We've attributed this growth to 4 pillars
1) Creating demand for the best selling product 2) Implementing a video strategy 3) Testing new placements 4) Email
Let's start with the first – creating demand for the best selling product. In December, we pulled a report at year-end to see which products sold the most. You can find this report in your analytics even on the basic plan. Taking this product, we discounted it slightly [10%] as the store never does discounts. We drafted a strategy around this, making sure that all communication included the deal. We didn’t create a discount code but rather marked down the price. In addition to this, the homepage banner (if someone went direct to site), communicated the sale. The way it was communicated didn’t sound cheap either, we called it “_____ Month”.. and consumers loved it. Roughly 80% of all sales in January came from that specific product.
The second, implementing a video strategy, somewhat goes hand in hand with the first pillar. The video content was testimonial based. We had 4 different people talking about the product benefits in roughly a 1 minute video [10-15 seconds each]. The video was communicated through the same audiences we’ve been targeting for over a year. However, we added a secondary touchpoint to people who viewed at least 50% of the first video. This secondary touchpoint was a more digestable 10 second video clip that was literally just a cut of the longer 1 minute video [each testimonial]. I was able to rotate 4 different testimonials throughout the month, each showing a different benefit and effectively decreasing frequency and diminishing returns!

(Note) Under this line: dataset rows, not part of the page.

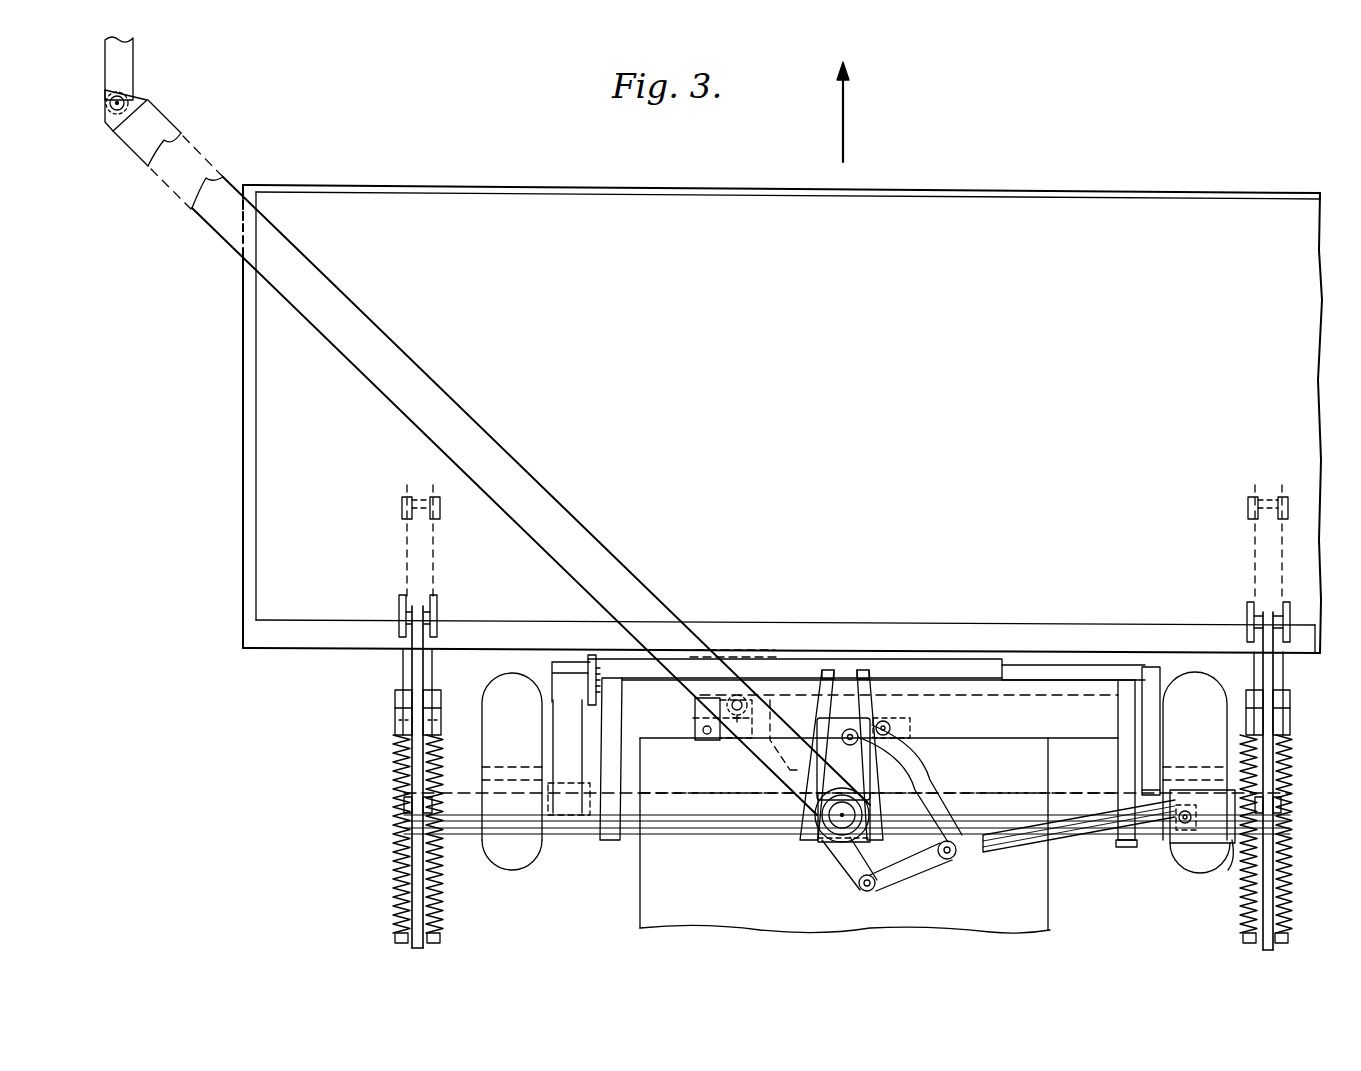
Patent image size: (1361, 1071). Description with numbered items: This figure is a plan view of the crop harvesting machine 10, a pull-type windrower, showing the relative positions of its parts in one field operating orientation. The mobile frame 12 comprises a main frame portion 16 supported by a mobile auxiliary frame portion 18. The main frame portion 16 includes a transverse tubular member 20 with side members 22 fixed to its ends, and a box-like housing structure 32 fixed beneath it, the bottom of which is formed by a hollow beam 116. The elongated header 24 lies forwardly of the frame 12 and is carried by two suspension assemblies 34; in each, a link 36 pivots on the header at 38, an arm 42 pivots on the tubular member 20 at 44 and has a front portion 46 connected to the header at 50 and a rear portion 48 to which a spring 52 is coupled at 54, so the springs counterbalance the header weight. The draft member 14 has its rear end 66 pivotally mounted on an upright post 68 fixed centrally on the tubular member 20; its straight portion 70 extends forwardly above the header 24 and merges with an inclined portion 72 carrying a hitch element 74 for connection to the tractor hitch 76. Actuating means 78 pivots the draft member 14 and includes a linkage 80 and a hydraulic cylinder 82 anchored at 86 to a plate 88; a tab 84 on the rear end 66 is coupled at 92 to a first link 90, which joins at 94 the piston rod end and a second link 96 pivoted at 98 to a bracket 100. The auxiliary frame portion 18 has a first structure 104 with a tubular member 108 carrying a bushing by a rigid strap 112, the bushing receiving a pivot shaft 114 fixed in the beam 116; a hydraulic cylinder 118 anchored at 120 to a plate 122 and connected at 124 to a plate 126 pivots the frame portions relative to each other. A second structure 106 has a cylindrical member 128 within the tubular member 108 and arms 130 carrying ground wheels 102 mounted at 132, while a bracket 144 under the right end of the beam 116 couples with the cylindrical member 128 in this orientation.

The crop harvesting machine 10 is at (1043, 166).
The mobile frame 12 is at (1082, 850).
The draft member 14 is at (449, 395).
The main frame portion 16 is at (563, 840).
The mobile auxiliary frame portion 18 is at (546, 672).
The tubular member 20 is at (474, 836).
The side members 22 is at (396, 719).
The header 24 is at (240, 520).
The box-like housing structure 32 is at (1062, 735).
The suspension assemblies 34 is at (400, 663).
The link 36 is at (405, 550).
The pivotal connection 38 is at (400, 510).
The arm 42 is at (418, 870).
The pivot location 44 is at (404, 806).
The front portion 46 is at (426, 676).
The rear portion 48 is at (426, 915).
The pivotal connection 50 is at (437, 615).
The spring 52 is at (392, 882).
The coupling location 54 is at (396, 938).
The rear end 66 is at (830, 852).
The upright post 68 is at (816, 805).
The straight portion 70 is at (546, 492).
The inclined portion 72 is at (162, 119).
The hitch element 74 is at (109, 125).
The tractor hitch 76 is at (133, 50).
The actuating means 78 is at (950, 777).
The linkage 80 is at (940, 875).
The hydraulic cylinder 82 is at (1082, 833).
The tab 84 is at (838, 870).
The cylinder end anchor 86 is at (1183, 825).
The plate 88 is at (1230, 865).
The first link 90 is at (905, 878).
The pivot coupling 92 is at (870, 890).
The pivot coupling 94 is at (958, 858).
The second link 96 is at (905, 765).
The pivot point 98 is at (850, 746).
The bracket 100 is at (792, 735).
The ground wheels 102 is at (516, 872).
The first structure 104 is at (886, 667).
The second structure 106 is at (1056, 668).
The tubular member 108 is at (975, 675).
The rigid strap 112 is at (738, 657).
The pivot shaft 114 is at (736, 725).
The hollow beam 116 is at (1037, 742).
The hydraulic cylinder 118 is at (787, 720).
The cylinder end anchor 120 is at (887, 722).
The plate 122 is at (912, 722).
The piston rod connection 124 is at (705, 735).
The plate 126 is at (695, 712).
The cylindrical member 128 is at (1150, 666).
The arms 130 is at (562, 718).
The wheel mounting 132 is at (570, 765).
The bracket 144 is at (1122, 705).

The third pillar, testing new placements. We had the video re-oriented for Instagram Stories, and man, was that a good call. We skewed the audience a little younger, using the same criteria as the other ad sets, and duplicated the 10-15 second testimonials. Originally, we only wanted to put 15% of the monthly budget towards this new tactic, but it was so successful, that it ended up being a 50/50 split by the end of the month. Adjustments needed to be made daily to the budget split differential, but it definitely paid off! With that said, the content looked extremely organic, as they were testimonials of real clients. We wouldn’t suggest doing this with a static image. Always have an overlay of the content with “swipe up to learn more”!
Lastly, emails. we would recommend funneling here, but the truth is, we didn’t even do that. The video strategy caused both traffic volume and quality to increase dramatically - we were able to capture 300% more emails than any other month! We sent out an email blast twice a week for a total of 8 in the month. 4 were sales focused and 4 were content focused – we just wanted people to come back to site. We probably could have squeezed 5-10 more orders if we funneled and segregated by open rate, but the focus of the month was video. Either way, we grew our list dramatically and monetized it to the best of our ability (considering the scarcity of time).
To conclude, growth can occur despite constraints on budgets, products and audiences. Drafting a promotion within your current offerings is the way. Take a few hours, step back, analyze your data and draft a promotion around it that will create demand.